By Joe Bukuras — catholicnewsagency.com — What can the Maronite Catholic Church offer to aid the U.S. bishops’ Eucharistic Revival that is currently underway in the United States? The two Maronite bishops in the United States say the answer is the Maronite liturgy, with its deep reverence and focus on Jesus Christ, truly present in the Eucharist. The U.S. bishops’ National Eucharistic Revival, a three-year initiative by the U.S. bishops to inspire Eucharist belief, follows a 2019 Pew Research study that suggested that only about one-third of U.S. Catholics believe the Church’s teaching that the Eucharist is truly the body and blood of Christ. “I think what we have to offer, of course, is the liturgy, which is the focus of our eucharistic reverence and amazement,” Bishop Gregory Mansour of the Maronite Eparchy of St. Maron of Brooklyn told CNA at the U.S. bishops’ conference in Baltimore Nov. 16.
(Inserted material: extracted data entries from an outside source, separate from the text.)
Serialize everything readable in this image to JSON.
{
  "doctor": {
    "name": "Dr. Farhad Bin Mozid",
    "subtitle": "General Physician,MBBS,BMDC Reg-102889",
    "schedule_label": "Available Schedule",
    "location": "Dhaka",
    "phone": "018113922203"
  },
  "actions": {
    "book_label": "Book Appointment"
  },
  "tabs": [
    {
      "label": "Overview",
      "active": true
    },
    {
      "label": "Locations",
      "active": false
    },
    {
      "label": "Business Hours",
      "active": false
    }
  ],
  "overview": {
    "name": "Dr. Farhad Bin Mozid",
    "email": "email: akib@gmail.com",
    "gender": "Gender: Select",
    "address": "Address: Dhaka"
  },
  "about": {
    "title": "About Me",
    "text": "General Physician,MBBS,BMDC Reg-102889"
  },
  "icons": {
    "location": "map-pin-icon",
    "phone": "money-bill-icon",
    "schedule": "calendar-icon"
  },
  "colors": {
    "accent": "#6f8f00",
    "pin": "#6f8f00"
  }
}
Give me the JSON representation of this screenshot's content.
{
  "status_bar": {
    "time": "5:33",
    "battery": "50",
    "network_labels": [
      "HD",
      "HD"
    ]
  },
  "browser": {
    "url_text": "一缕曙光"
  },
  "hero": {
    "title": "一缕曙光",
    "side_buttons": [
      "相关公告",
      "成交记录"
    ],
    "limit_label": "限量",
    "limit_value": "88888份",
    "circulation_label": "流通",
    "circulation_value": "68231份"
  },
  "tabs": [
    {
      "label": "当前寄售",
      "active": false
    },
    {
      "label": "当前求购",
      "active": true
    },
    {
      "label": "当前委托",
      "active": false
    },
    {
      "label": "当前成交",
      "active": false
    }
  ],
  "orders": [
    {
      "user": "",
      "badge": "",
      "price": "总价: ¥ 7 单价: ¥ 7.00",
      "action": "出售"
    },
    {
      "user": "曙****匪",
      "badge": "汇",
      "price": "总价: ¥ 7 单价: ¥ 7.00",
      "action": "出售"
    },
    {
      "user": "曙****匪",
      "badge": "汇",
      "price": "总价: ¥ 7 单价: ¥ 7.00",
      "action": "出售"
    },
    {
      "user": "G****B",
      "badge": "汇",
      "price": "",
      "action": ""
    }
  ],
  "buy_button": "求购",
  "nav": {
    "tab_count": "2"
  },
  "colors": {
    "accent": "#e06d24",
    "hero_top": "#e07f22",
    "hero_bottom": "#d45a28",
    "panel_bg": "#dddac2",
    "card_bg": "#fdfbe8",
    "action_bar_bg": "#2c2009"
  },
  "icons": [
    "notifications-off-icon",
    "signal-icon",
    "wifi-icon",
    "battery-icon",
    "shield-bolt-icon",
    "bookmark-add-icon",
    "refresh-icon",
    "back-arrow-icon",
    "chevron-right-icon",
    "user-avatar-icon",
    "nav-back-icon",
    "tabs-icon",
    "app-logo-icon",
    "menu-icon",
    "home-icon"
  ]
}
Mansour said that his parishes offer eucharistic adoration and added that when on retreats the priests will adore the Blessed Sacrament for one hour each night. He added that he thinks the Maronite way of receiving Communion by intinction — when the priest dips the Lord’s body into his precious blood and places it on the communicant’s tongue — is a “very healthy way” to receive. “It’s almost a way of receiving Communion that you have the best of all the worlds. You have it receiving on the tongue; you have it receiving the body and blood; and you have it where you have a moment just to receive Our Lord and reflect on him,” he said. “So I like that practice, and I notice some in the Latin Church have copied it, although I don’t think it’s the norm,” he said.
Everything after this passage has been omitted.